I was curious and I did some experimental stuff, based on the comment of Daniel Möller in this thread in tensorflow 2.0 with keras:
Update: Make the order not matter anymore:
To make the order not matty anymore, we need to remove the order information from our dataset. To do this, we first convert it to a one-hot vector, then we take the max() value to squash the dimensions into 3 again:
x_no_order = tf.keras.utils.to_categorical(x)

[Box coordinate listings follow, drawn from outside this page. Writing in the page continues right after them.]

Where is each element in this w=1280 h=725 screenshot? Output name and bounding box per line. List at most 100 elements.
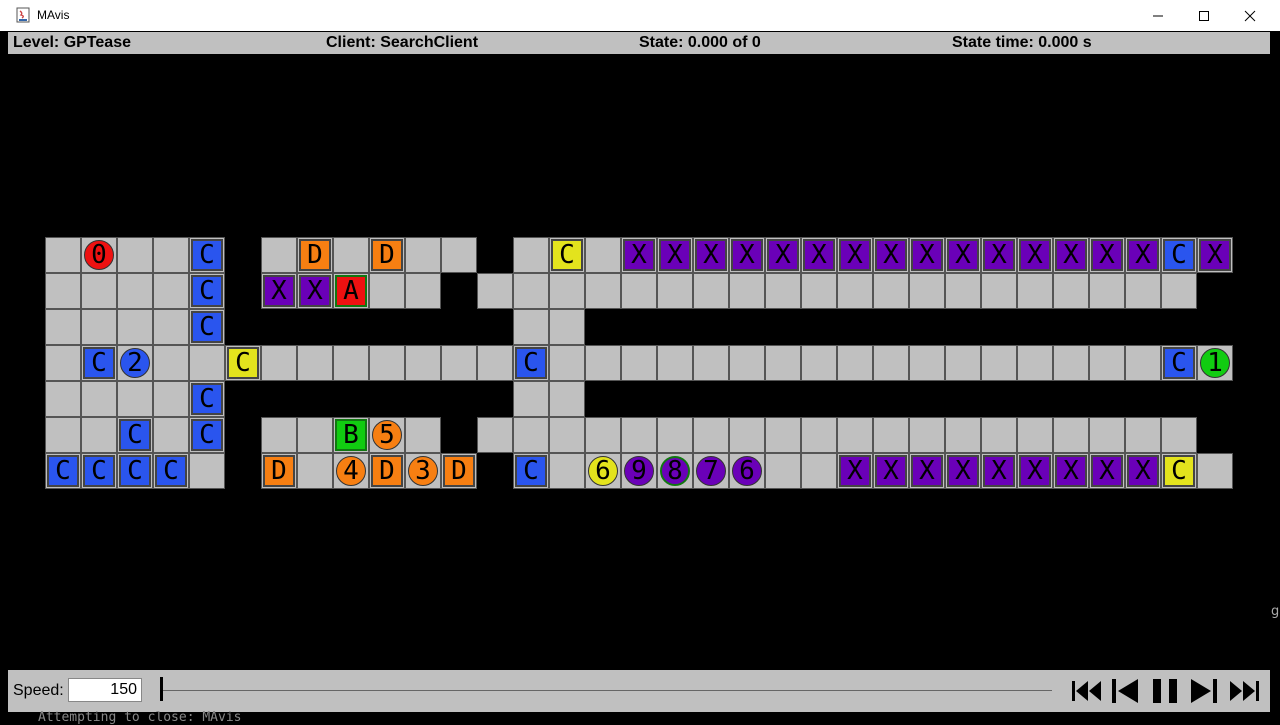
box-a: A: [335, 275, 367, 307]
step-forward-button[interactable]: [1189, 677, 1221, 705]
box-c: C: [119, 419, 151, 451]
floor-cell: [441, 237, 477, 273]
floor-cell: [801, 453, 837, 489]
floor-cell: [477, 273, 513, 309]
floor-cell: [45, 345, 81, 381]
floor-cell: [621, 417, 657, 453]
box-x: X: [1091, 455, 1123, 487]
floor-cell: [153, 237, 189, 273]
floor-cell: [117, 309, 153, 345]
floor-cell: [729, 273, 765, 309]
floor-cell: [369, 273, 405, 309]
skip-to-end-button[interactable]: [1228, 677, 1262, 705]
floor-cell: [1089, 273, 1125, 309]
level-canvas[interactable]: CCCCCCCCCCCCDDXXABDDDCXXXXXXXXXXXXXXXCXC…: [8, 55, 1270, 670]
floor-cell: [333, 345, 369, 381]
floor-cell: [513, 237, 549, 273]
agent-6: 6: [588, 456, 618, 486]
box-d: D: [371, 239, 403, 271]
close-icon: [1244, 10, 1256, 22]
state-time-label: State time: 0.000 s: [952, 34, 1092, 51]
pause-icon: [1153, 679, 1177, 703]
level-label: Level: GPTease: [13, 34, 131, 51]
state-label: State: 0.000 of 0: [639, 34, 761, 51]
floor-cell: [45, 417, 81, 453]
floor-cell: [873, 273, 909, 309]
box-d: D: [371, 455, 403, 487]
floor-cell: [1125, 417, 1161, 453]
floor-cell: [81, 273, 117, 309]
box-x: X: [623, 239, 655, 271]
floor-cell: [405, 237, 441, 273]
box-x: X: [803, 239, 835, 271]
box-x: X: [263, 275, 295, 307]
floor-cell: [765, 417, 801, 453]
box-c: C: [83, 347, 115, 379]
pause-button[interactable]: [1150, 677, 1182, 705]
floor-cell: [45, 381, 81, 417]
floor-cell: [45, 273, 81, 309]
step-back-icon: [1112, 679, 1138, 703]
floor-cell: [405, 273, 441, 309]
floor-cell: [657, 345, 693, 381]
floor-cell: [1161, 273, 1197, 309]
title-bar: MAvis: [0, 0, 1280, 31]
box-b: B: [335, 419, 367, 451]
box-c: C: [191, 419, 223, 451]
floor-cell: [189, 453, 225, 489]
floor-cell: [945, 345, 981, 381]
floor-cell: [837, 417, 873, 453]
floor-cell: [549, 345, 585, 381]
floor-cell: [153, 345, 189, 381]
client-label: Client: SearchClient: [326, 34, 479, 51]
box-x: X: [911, 239, 943, 271]
box-x: X: [1019, 455, 1051, 487]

This gives us a one-hot vector looking like this:
array([[[0., 1., 0., 0., 0., 0., 0.],
[0., 0., 1., 0., 0., 0., 0.],
[0., 0., 0., 1., 0., 0., 0.]],
[[0., 1., 0., 0., 0., 0., 0.],
[0., 0., 1., 0., 0., 0., 0.],
[0., 0., 0., 0., 1., 0., 0.]],
[[0., 1., 0., 0., 0., 0., 0.],
[0., 0., 0., 0., 1., 0., 0.],
[0., 0., 0., 0., 0., 1., 0.]],
[[0., 0., 0., 1., 0., 0., 0.],
[0., 0., 0., 0., 1., 0., 0.],
[0., 0., 0., 0., 0., 1., 0.]],
[[0., 1., 0., 0., 0., 0., 0.],
[0., 0., 0., 0., 0., 1., 0.],
[0., 0., 0., 0., 0., 0., 1.]]], dtype=float32)
Taking the np.max()
from that vector gives us a vector, that only knows about which numbers occur, without any information about the position, looking like this:
x_no_order.max(axis=1)
array([[0., 1., 1., 1., 0., 0., 0.],
[0., 1., 1., 0., 1., 0., 0.],
[0., 1., 0., 0., 1., 1., 0.],
[0., 0., 0., 1., 1., 1., 0.],
[0., 1., 0., 0., 0., 1., 1.]], dtype=float32)
First create the dataframe and create the training data
Thats a multiclass-classification task, so I use the tokenizer (there are for sure better approaches, since its rather for text)
import tensorflow as tf
import numpy as np
import pandas as pd
df = pd.DataFrame({
"problems": [[1,2,3], [1,2,4], [1,4,5], [3,4,5], [1,5,6]],
"results": ["A", "A", "C", "C", "A"]
})
x = df['problems']
y = df['results']
tokenizer = tf.keras.preprocessing.text.Tokenizer()
tokenizer.fit_on_texts(y)
y_train = tokenizer.texts_to_sequences(y)
x = np.array([np.array(i,dtype=np.int32) for i in x])
y_train = np.array(y_train, dtype=np.int32)
**Then create the model **
input_layer = tf.keras.layers.Input(shape=(3))
dense_layer = tf.keras.layers.Dense(6)(input_layer)
dense_layer2 = tf.keras.layers.Dense(20)(dense_layer)
out_layer = tf.keras.layers.Dense(3, activation="softmax")(dense_layer2)
model = tf.keras.Model(inputs=[input_layer], outputs=[out_layer])
model.compile(optimizer="Nadam", loss="sparse_categorical_crossentropy",metrics=["accuracy"])
Train the model by fitting it
hist = model.fit(x,y_train, epochs=100)
Then, as based on Daniels comment, you take the sequence you want to test and mask out certain values, to test their influence
arr =np.reshape(np.array([1,2,3]), (1,3))
print(model.predict(arr))
arr =np.reshape(np.array([0,2,3]), (1,3))
print(model.predict(arr))
arr =np.reshape(np.array([1,0,3]), (1,3))
print(model.predict(arr))
arr =np.reshape(np.array([1,2,0]), (1,3))
print(model.predict(arr))
This will print this result, have in mind that since y starts at one, the first value is a placeholder, so the second value stands for "A"
[[0.00441748 0.7981055 0.19747704]]
[[0.00103579 0.9863035 0.01266076]]
[[0.0031549 0.9953074 0.00153765]]
[[0.01631758 0.00633342 0.977349 ]]
There we can see, that in the first place A is correctly predicted by 0.7981..
When the of [1,2,3] we change 3 to 0, so [1,2,0] we see that the model suddenly predicts "C". So the influence of 3 on position 3 is the biggest. Putting that in a function, you can use all training data you have and build statistic metrics to analyze that further.
This is just a very simple approach, but keep in mind that it is a big research field called sensitivity analysis. You might want to have a deeper look at that topic, if you are interested.